Brand. Your company’s brand can be thought of as its image in the collective mind of the marketplace – its personality, promise, and position as perceived by your customers and potential customers. Even if you haven’t done anything about your brand, you have one. It might be minimal, but it is there. Just as the productivity gurus tell us that not making a decision is a decision in itself, not purposely developing a brand still leaves you with a brand. Your existing brand is influenced by the sum of your public communications – sales calls, web content, emails – plus whatever other material is out there, including press coverage, customer reviews, and competitor propaganda. Obviously your customers won’t have read every scrap of information available to them about your company and your product, but what is out there is all they have to go on. They aren’t swayed by your good intentions or the content still sitting on your editorial calendar, waiting to be created and released.

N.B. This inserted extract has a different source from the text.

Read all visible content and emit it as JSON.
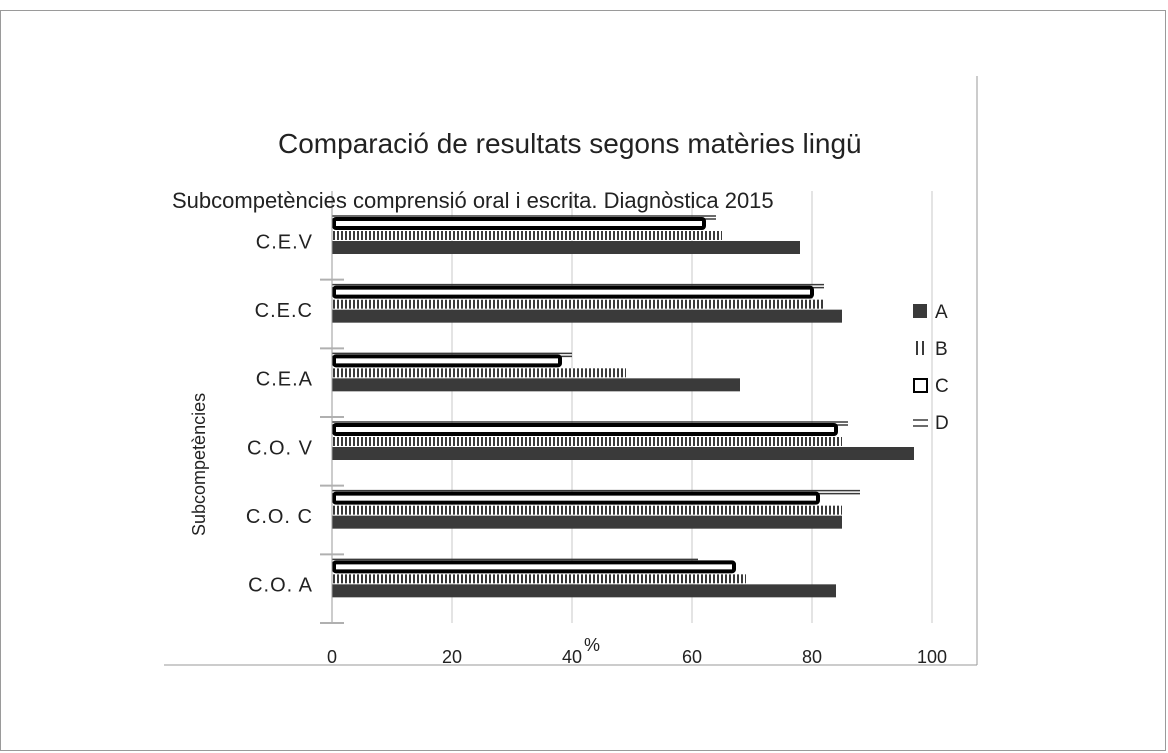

Another way of looking at this is to say that your brand is rooted in the past. It is the sum total of all the impressions the public has formed of you up until this moment.
Brand Strategy. Your brand strategy, on the other hand, is all about the future. A brand strategy encompasses aspirational notions of what you would like the marketplace to think of your company. So brand strategy leads, and if it’s effective, brand follows. Brand strategy is difficult to do because it must accomplish the trick of being authentic and enduring while at the same time serving your business strategy, which is likely way out in front of the market and will certainly change over time. As brand technologists, we love these sorts of problems, because they cut straight to the core of what a business is all about and solving them tends to require a lot of exciting new thinking. Also, solving these problems keeps us very busy, professionally speaking, which we like a lot.
This is why it’s important to know that the Distility 1day1brand Workshop won’t instantly change your public brand. What it will do is create an internal brand for your employees, and it will also create a brand strategy: a vision that is authentic and compelling and supports your business goals, something that can guide your communications going forward, including design, message, and customer interactions.